Tapi bapak juga bisa menghitungnya sendiri jika mau, cuma membutuhkan waktu.. Berikut langkah sederhananya:
Gunakan alat penakar berbentuk silinder, misalnya gelas ukur observatorium dengan luas penampang 100 cm2, dan tinggi gelas ukur (Tg): 120 cm.
–> Volume Gelas Ukur: (100 cm2 x 120 cm) = 12000 cm3 = 12 dm3 = 12 liter.
Asumsikan anda melakukan pengukuran curah hujan selama 1 hari, dan anda mendapatkan tinggi air yang ada didalam gelas ukur (Ta): 60 cm.
Tg = 120 cm , Ta = 60 cm –> Ta = 1/2 Tg
Tinggi air (Ta) = 0,50 x Tinggi gelas ukur (Tg) –> Volume Air Hujan = 0,50 x Volume Gelas Ukur
–> Volume air hujan selama 1 hari = 0,50 x 12000 cm3 = 6000 cm3
Tinggi Curah Hujan (Ch) = 6000 cm3/100 cm2 = 60 cm = 600 mm –> Ch : 600 mm dalam 1 hari
Intensitas Hujan (I) = 600 mm/(24 x 60) = 0.416 mm/jam ~ 0.42 mm/jam
Tapi lebih baik bapak menggunakan alat pengukur intensitas hujan yang otomatis (Ex: Hellman dan Tipping-bucket gauge) agar hasilnya lebih teliti, atau bapak bisa memintanya pada instansi terkait.
Demikian dari saya, semoga membantu..
Pak Aria, sebelum bertanya saya akan katakan bhw site anda ini sangat informatif sekali.
Pak Aria, kami ada rencana u mendirikan rumah di daerah Cipulir dgn LB 268m2, di atas tanah 27mX21,5m. Sekarang yg menjadi pertanyaan saya adalah: menurut bapak, manakah sistem pembuangan air rumah tangga yg terbaik; apakah dibuang ke got atau kembali diresapkan ke dalam tanah (dgn bak penampung, lalu ada bagian yg diberi ijuk, batu, dsb)? Bila jwbnnya adalah dibuang ke got, apakah nantinya air tanah tdk akan mengering, dsb? Bila jawabannya adalah diresapkan kmbli ke tanah, apakah tdk merusak air tanah mengingat deterjen pun akan terserap, dsb? Apakah alternatif terbaik yang dapat Bapak sarankan.
Terimakasih banyak.
Jawab:
Untuk saluran limbah rumah tangga bisa dibuat berbagai skema saluran air kotornya. Dalam skema pengolahan air limbah rumah tangga (sayang tidak bisa digambarkan melalui jawaban ini) urut2annya adalah sbb:
Floor drain (air dari KM, air sabun, dsb) –> Langsung dibuang ke Parit
Closet/WC –> Septic tank –> Sumur resapan –> Parit
Air bilasan dapur –> Bak kontrol –> Sumur resapan –> Parit
Air dari tritisan atap+Got –> Sumur resapan –> Parit
Silahkan bapak kombinasikan skema pengaturan air limbah tersebut, semoga jawaban saya membantu dan selamat membangun..
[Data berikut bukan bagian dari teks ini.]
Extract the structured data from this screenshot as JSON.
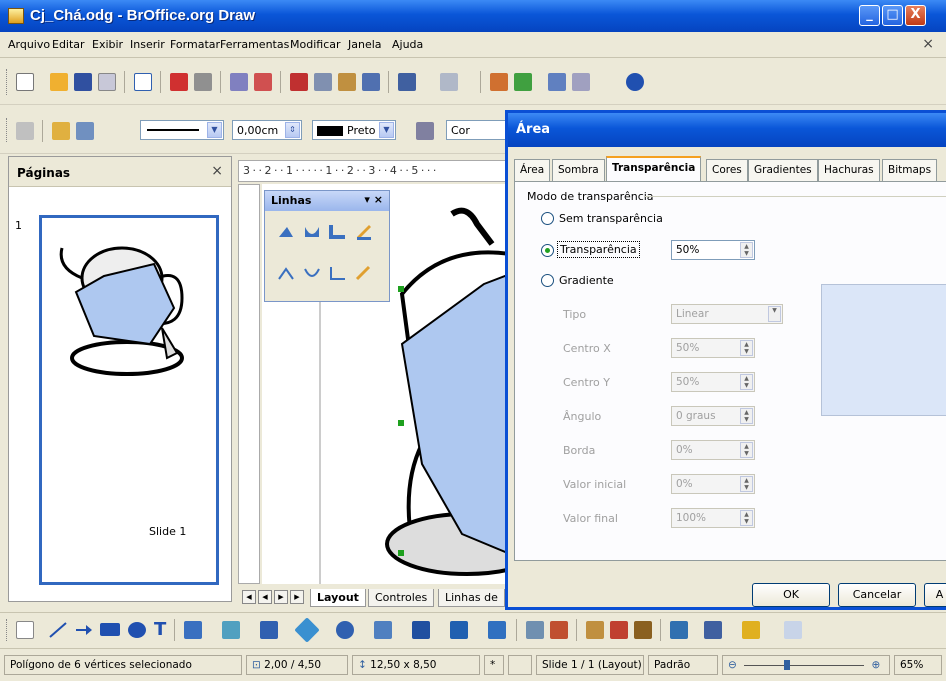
{
  "window": {
    "title": "Cj_Chá.odg - BrOffice.org Draw",
    "minimize": "_",
    "maximize": "□",
    "close": "X"
  },
  "menubar": {
    "items": [
      "Arquivo",
      "Editar",
      "Exibir",
      "Inserir",
      "Formatar",
      "Ferramentas",
      "Modificar",
      "Janela",
      "Ajuda"
    ],
    "close": "×"
  },
  "line_toolbar": {
    "line_width": "0,00cm",
    "color": "Preto",
    "area_style": "Cor"
  },
  "pages_panel": {
    "title": "Páginas",
    "close": "×",
    "slide_number": "1",
    "slide_label": "Slide 1"
  },
  "ruler": {
    "text": "3 · · 2 · · 1 · · · · · 1 · · 2 · · 3 · · 4 · · 5 · · ·"
  },
  "linhas_toolbar": {
    "title": "Linhas",
    "controls": "▾ ×"
  },
  "bottom_tabs": {
    "tabs": [
      "Layout",
      "Controles",
      "Linhas de"
    ]
  },
  "status": {
    "message": "Polígono de 6 vértices selecionado",
    "position": "2,00 / 4,50",
    "size": "12,50 x 8,50",
    "modified": "*",
    "slide_info": "Slide 1 / 1 (Layout)",
    "layout": "Padrão",
    "zoom": "65%"
  },
  "dialog": {
    "title": "Área",
    "tabs": [
      "Área",
      "Sombra",
      "Transparência",
      "Cores",
      "Gradientes",
      "Hachuras",
      "Bitmaps"
    ],
    "active_tab": "Transparência",
    "group_title": "Modo de transparência",
    "options": {
      "none": "Sem transparência",
      "transparency": "Transparência",
      "gradient": "Gradiente"
    },
    "transparency_value": "50%",
    "fields": [
      {
        "label": "Tipo",
        "value": "Linear"
      },
      {
        "label": "Centro X",
        "value": "50%"
      },
      {
        "label": "Centro Y",
        "value": "50%"
      },
      {
        "label": "Ângulo",
        "value": "0 graus"
      },
      {
        "label": "Borda",
        "value": "0%"
      },
      {
        "label": "Valor inicial",
        "value": "0%"
      },
      {
        "label": "Valor final",
        "value": "100%"
      }
    ],
    "buttons": {
      "ok": "OK",
      "cancel": "Cancelar",
      "help": "A"
    }
  },
  "colors": {
    "xp_blue": "#0a56d8",
    "shape_fill": "#aec8f0",
    "selection_handle": "#1ea01e"
  },
  "icons": [
    "app-icon",
    "new-icon",
    "open-icon",
    "save-icon",
    "mail-icon",
    "edit-icon",
    "pdf-icon",
    "print-icon",
    "spellcheck-icon",
    "autospell-icon",
    "cut-icon",
    "copy-icon",
    "paste-icon",
    "format-paintbrush-icon",
    "undo-icon",
    "redo-icon",
    "chart-icon",
    "navigator-icon",
    "draw-functions-icon",
    "zoom-icon",
    "help-icon"
  ]
}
Salam sejahtera pak.. Saya punya pertanyaan mirip dengan pertanyaan bp. Dhani. Bagaimana mengukur kapasitas tampungan sumur resapan untuk bangunan 2 atau 3 lantai. Apakah cara/prinsip perhitungannya sama dengan cara menghitung spt artikel diatas?
Thanks n GBU
Jawab:
Salam sejahtera juga untuk anda Bp. Samuel
Yah, saya malah hampir lupa menanggapi pertanyaan Bp. Dhani klo tidak diingatkan oleh anda, My Bad..
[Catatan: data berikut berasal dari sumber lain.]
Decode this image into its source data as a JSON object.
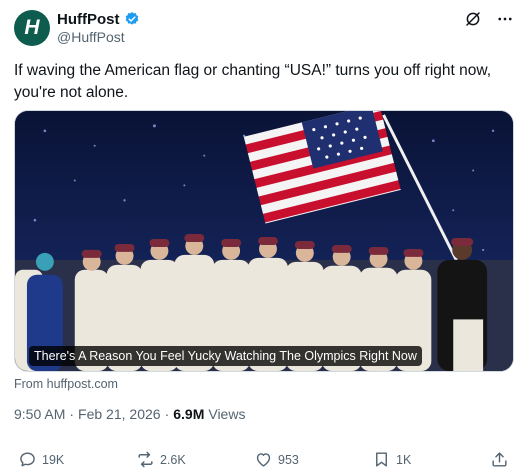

Kalau kapasitas sumur resapan untuk bangunan 2 atau 3 lantai, prinsip perencanaannya mungkin sama seperti artikel diatas. Hanya ada beberapa perbedaan pada acuan perencanaannya.
Kalau perencaan sumur resapan pada artikel diatas itu kan acuannya adalah konstruksi jalan raya.. Berapa banyak jumlah air yang dilimpaskan percuma akibat konstruksi jalan raya. Nah klo bp. Samuel ingin menghitung kapasitas sumur resapan utk bangunan 2 s/d 3 lantai konsepnya bisa dirubah menjadi: berapa banyak jumlah air hasil sisa konsumsi penghuni gedung tersebut yang sebaiknya diresapkan dan tidak langsung dibuang secara percuma.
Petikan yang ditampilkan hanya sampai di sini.